Some literatures say that the selection rule in electric dipole approx. for angular momentum $\Delta j = 0,-1,1$ some other say $\Delta l = -1,1$. I follow the notation used in my references, despite the difference I think since j and l are both angular momenta which fulfill angular momentum commutation relations, I can regard them to be the same. But why are they different?

 

[DrClaude]

$\Delta l = \pm 1$ is due to conservation of angular momentum, as a photon has spin 1. But since $\hat{\jmath} = \hat{l} + \hat{s}$, you can find combinations of $l$ and $s$ (or $m_l$ and $m_s$) such that $l$ changes by 1, but $m_l$ changes also such that $j$ doesn't change. Note that this is not possible when $j = 0$, such that $j = 0 \rightarrow j'=0$ transitions are forbidden (i.e., only for $j \geq 1$ is $\Delta j = 0$ allowed).

 

[blue_leaf77]

but $m_l$ changes

Did you mean $s$ in place of $m_l$?

 

[DrClaude]

Did you mean $s$ in place of $m_l$?

No.
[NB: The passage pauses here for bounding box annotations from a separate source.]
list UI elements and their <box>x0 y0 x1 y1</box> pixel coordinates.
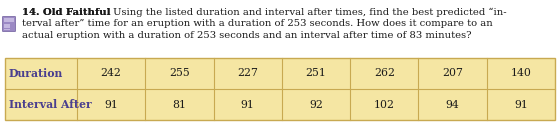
Text: 91: 91 <box>514 99 528 109</box>
Text: Using the listed duration and interval after times, find the best predicted “in-: Using the listed duration and interval a… <box>110 8 507 17</box>
Text: 14. Old Faithful: 14. Old Faithful <box>22 8 110 17</box>
Text: 227: 227 <box>237 68 258 78</box>
Bar <box>8 24 10 26</box>
Text: 81: 81 <box>172 99 186 109</box>
Text: 242: 242 <box>101 68 122 78</box>
Text: 14. Old Faithful: 14. Old Faithful <box>22 8 110 17</box>
Text: 207: 207 <box>442 68 463 78</box>
Bar <box>4 29 6 30</box>
Bar <box>8 26 10 28</box>
Bar <box>5 58 555 120</box>
Text: 94: 94 <box>446 99 459 109</box>
Text: 140: 140 <box>510 68 531 78</box>
Text: 91: 91 <box>241 99 255 109</box>
Bar <box>6 24 8 26</box>
Text: 262: 262 <box>374 68 395 78</box>
Text: actual eruption with a duration of 253 seconds and an interval after time of 83 : actual eruption with a duration of 253 s… <box>22 31 472 40</box>
Text: 92: 92 <box>309 99 323 109</box>
Text: 255: 255 <box>169 68 190 78</box>
Text: Interval After: Interval After <box>9 99 92 110</box>
Bar <box>6 29 8 30</box>
Text: 251: 251 <box>306 68 326 78</box>
Text: 102: 102 <box>374 99 395 109</box>
Text: terval after” time for an eruption with a duration of 253 seconds. How does it c: terval after” time for an eruption with … <box>22 19 493 29</box>
Bar <box>8 29 10 30</box>
FancyBboxPatch shape <box>2 16 16 31</box>
Text: 91: 91 <box>104 99 118 109</box>
Bar <box>4 26 6 28</box>
Text: Duration: Duration <box>9 68 63 79</box>
Bar <box>4 18 14 22</box>
Bar <box>4 24 6 26</box>
Bar <box>6 26 8 28</box>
The electromagnetic field doesn't couple to spin, so you have $\Delta S = 0$ for many-electron atoms.

 

[blue_leaf77]

If I take an example of transition from $1s_{1/2}$ to $2p_{1/2}$, would that be a good example?

 

[DrClaude]

Starting from $l=0, m_l = 0, s= 1/2, m_s = 1/2, j= 1/2, m_j = 1/2$, the atom can absorb a $\sigma^-$ photon ($\Delta l = 1$, $\Delta m_l = -1$), to end up in the state with $l=1, m_l = -1, s= 1/2, m_s = 1/2, j= 1/2, m_j = -1/2$.

Note that the same photon can also lead to a transition to $l=1, m_l = -1, s= 1/2, m_s = 1/2, j= 3/2, m_j = -1/2$.